Digital Pass $1 for first 28 Days


This new approach is beginning to deliver results overseas. Earlier this year in the US, Levi's announced it would be pulling all of its advertisements from pirate sites after being singled out as a culprit. Other brands including Amazon, American Express, BMW, Dropbox, Netflix, Samsung, Target and Walt Disney World are also under the spotlight for appearing on illegal sites.


Artist groups in the UK have also highlighted many major UK brands advertising on pirate sites, including British Telecom (BT), Tesco, Sky Bet, the National Lottery and even Britain's Secret Intelligence Service (MI6). Governments are also beginning to take notice of this emerging approach, with Spain's government last month announcing proposed new laws that would ban advertising on pirate sites and deliver fines of up to EUR300,000 to infringing advertisers and payment processors.

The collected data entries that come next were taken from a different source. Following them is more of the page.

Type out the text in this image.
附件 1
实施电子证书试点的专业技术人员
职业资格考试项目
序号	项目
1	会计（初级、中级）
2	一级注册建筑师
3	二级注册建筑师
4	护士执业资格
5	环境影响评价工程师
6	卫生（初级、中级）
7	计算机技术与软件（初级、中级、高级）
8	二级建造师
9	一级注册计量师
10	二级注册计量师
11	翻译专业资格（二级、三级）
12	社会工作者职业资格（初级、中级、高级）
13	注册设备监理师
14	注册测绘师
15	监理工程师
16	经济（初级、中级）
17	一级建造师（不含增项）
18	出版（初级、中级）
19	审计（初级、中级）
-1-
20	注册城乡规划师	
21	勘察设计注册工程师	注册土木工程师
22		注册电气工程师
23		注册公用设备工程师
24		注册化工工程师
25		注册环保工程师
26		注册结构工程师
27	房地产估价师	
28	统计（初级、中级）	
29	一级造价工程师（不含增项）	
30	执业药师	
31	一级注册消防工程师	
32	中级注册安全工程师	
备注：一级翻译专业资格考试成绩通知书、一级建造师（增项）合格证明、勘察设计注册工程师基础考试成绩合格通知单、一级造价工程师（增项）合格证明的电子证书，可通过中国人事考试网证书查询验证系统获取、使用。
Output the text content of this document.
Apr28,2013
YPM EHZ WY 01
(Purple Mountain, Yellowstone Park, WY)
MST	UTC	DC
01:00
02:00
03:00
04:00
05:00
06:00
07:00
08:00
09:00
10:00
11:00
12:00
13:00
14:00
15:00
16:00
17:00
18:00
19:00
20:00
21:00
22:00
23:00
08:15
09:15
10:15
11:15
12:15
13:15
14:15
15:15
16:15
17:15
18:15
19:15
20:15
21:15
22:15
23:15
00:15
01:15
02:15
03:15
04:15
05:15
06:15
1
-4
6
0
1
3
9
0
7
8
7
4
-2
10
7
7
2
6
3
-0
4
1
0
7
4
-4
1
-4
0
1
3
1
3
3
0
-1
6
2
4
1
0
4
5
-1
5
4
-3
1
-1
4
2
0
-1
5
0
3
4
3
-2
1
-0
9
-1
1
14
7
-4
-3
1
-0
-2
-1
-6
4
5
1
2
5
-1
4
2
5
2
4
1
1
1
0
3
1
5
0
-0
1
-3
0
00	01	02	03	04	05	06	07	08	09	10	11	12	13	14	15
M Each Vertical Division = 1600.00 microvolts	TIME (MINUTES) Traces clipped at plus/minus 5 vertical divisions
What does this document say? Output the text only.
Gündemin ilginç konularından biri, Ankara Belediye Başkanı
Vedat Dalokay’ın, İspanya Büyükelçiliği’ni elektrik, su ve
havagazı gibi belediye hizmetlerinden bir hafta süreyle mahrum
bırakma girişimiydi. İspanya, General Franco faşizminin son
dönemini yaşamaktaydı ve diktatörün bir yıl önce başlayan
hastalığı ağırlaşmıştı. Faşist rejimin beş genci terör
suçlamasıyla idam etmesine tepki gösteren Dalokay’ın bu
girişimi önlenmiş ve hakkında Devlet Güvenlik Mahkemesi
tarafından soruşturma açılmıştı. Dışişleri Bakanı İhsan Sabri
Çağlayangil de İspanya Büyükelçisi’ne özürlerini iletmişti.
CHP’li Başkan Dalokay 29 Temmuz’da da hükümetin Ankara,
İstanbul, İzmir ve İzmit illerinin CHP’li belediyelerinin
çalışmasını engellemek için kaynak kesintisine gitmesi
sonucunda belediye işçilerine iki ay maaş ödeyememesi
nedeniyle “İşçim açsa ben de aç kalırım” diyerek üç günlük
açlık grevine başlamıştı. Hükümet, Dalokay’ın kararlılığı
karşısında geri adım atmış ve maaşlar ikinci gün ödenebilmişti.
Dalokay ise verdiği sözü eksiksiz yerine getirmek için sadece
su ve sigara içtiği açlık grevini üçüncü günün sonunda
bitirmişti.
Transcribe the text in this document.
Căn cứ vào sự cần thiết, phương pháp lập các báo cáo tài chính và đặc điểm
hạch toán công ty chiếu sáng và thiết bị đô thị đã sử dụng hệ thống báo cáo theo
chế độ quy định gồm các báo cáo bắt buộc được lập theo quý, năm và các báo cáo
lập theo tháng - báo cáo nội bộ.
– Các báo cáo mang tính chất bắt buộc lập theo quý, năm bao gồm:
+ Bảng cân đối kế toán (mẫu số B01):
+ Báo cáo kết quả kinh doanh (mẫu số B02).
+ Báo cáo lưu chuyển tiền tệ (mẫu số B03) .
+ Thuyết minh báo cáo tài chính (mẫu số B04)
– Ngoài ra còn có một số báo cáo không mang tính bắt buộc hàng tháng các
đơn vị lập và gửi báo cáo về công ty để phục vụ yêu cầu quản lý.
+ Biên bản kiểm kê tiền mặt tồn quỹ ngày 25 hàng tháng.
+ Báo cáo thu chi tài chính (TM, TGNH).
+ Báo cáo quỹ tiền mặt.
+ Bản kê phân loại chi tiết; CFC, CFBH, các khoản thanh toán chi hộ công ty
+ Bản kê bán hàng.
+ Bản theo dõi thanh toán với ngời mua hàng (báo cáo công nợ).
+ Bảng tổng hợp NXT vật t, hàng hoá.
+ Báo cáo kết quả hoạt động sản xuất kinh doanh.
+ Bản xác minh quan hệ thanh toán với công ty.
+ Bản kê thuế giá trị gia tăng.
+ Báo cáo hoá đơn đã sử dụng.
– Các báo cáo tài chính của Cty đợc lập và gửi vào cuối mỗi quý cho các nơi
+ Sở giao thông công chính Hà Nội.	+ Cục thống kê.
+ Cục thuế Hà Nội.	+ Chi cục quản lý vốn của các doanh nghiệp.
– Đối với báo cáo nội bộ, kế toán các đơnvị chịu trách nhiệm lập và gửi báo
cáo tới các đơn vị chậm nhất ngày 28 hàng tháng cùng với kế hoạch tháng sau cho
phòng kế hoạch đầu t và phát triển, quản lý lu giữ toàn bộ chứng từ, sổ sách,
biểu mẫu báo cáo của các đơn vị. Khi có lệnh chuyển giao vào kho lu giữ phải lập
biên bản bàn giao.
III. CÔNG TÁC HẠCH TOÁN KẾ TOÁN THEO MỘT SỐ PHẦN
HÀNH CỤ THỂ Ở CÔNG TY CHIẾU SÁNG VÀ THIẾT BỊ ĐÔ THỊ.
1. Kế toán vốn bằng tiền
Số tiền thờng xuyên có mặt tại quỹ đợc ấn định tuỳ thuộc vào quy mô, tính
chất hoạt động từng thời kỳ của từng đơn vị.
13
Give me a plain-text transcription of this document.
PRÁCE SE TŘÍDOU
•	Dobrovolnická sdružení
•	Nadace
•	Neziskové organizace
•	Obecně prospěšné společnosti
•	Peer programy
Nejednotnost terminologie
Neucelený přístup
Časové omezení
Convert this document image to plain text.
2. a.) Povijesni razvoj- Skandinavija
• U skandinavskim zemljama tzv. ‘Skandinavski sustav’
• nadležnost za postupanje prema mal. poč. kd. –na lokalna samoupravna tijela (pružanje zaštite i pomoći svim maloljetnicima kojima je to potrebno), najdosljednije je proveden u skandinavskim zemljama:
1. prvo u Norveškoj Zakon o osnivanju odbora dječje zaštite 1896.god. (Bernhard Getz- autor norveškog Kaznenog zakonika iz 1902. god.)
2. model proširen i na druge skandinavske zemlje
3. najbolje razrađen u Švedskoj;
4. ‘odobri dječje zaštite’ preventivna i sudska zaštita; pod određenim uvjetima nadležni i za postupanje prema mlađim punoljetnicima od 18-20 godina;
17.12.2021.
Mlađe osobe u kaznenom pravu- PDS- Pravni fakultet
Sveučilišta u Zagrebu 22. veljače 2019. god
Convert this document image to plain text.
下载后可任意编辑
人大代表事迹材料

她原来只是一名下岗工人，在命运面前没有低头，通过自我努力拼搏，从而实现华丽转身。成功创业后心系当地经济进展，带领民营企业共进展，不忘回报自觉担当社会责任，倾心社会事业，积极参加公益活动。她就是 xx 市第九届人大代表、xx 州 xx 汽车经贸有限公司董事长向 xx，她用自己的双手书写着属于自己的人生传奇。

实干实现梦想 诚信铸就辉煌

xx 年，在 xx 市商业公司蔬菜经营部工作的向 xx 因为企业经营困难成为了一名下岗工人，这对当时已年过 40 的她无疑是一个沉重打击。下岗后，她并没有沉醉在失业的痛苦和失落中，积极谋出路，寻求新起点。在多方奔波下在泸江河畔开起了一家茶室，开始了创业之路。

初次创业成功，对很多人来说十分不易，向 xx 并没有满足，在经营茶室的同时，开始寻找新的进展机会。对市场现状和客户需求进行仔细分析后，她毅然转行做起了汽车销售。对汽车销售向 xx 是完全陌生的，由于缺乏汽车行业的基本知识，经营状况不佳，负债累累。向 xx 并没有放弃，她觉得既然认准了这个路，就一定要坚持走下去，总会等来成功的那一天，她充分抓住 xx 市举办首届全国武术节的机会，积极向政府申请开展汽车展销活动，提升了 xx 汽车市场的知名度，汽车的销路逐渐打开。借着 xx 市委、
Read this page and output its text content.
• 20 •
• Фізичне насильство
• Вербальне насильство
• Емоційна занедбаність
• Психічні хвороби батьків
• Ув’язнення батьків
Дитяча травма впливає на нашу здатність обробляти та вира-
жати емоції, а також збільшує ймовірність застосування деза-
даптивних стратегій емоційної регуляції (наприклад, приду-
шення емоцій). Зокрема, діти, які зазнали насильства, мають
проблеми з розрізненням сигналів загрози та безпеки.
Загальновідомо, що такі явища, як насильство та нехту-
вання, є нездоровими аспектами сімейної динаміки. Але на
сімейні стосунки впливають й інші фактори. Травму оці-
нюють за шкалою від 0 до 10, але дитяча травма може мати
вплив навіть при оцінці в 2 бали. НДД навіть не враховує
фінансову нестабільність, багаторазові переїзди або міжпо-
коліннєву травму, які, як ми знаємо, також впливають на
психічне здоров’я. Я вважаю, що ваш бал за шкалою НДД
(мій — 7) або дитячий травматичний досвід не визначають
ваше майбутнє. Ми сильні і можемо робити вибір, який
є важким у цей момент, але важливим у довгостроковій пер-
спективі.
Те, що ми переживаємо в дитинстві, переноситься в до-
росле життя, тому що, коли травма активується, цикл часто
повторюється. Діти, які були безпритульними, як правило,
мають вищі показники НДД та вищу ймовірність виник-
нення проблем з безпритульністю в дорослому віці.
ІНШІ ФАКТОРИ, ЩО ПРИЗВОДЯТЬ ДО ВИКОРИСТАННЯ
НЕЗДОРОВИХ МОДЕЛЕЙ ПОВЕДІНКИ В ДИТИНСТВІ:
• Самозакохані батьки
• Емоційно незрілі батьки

Additionally, many industry groups are placing pressure on payment providers, including Visa, MasterCard and PayPal, to cut payment processing for such sites. They are also forcing these companies to become proactive in ensuring their logos are not appearing on illegal sites, thereby removing the sense of legitimacy they can provide to uncertain users. This pressure is already making an impact, with pirate site Newzbin2 citing payment processing difficulties as its reason for closure late last year.


Google is also under heavy pressure from industry groups, with both its search engine and advertising networks in the public spotlight. The push from both industry groups and artists for Google to do significantly more in fighting piracy will only increase as the company moves towards the launch of its own Google Play and YouTube music streaming services later this year.


Although Google agreed last year to begin incorporating the number of Digital Millennium Copyright Act (DMCA) takedown notices it received from rightsholders in its search algorithm - thereby pushing offending sites further down its search rankings - the approach has so far been seen as ineffective.


This was highlighted earlier this year by Record Industry Association of America research that found legal sites such as Amazon and iTunes reached the top ten search results a little more than half the time, compared to infringing sites appearing on the first page of search results 98% of the time. It also found that the autocomplete function of Google's search engine suggested sites with multiple infringement notices for 88% of searches.

Source: The Australian


Aside from search, Google's online advertising also came under significant public scrutiny in January when the University of Southern California's Annenberg Lab listed the company at number two on its inaugural list of top advertising providers to pirate sites. The list was developed using one year of data from Google's own online Transparency Report, which publicly tracks and displays the number of takedown requests the company receives from copyright owners regarding infringing domains in search results. The negative publicity appeared to deliver results: by the time the second Annenberg report was released just one month later Google had vanished from the list of top ten pirate site advertisers.


Although no Australian brands have yet come under public scrutiny for advertising on pirate sites, the growing success of overseas "naming and shaming" campaigns certainly means it will not be the case for much longer. And even though advertising on pirate sites appears to be largely an overseas problem to solve, Australian brands and online advertising providers have a responsibility to ensure their advertisements are not funding the operation of illegal sites. Unless the top Australian brands currently advertising on pirate sites take immediate action to ensure they are not funding the operation of these sites either directly or through advertising partners they will need to face the music very soon. And in a very damaging and very public way.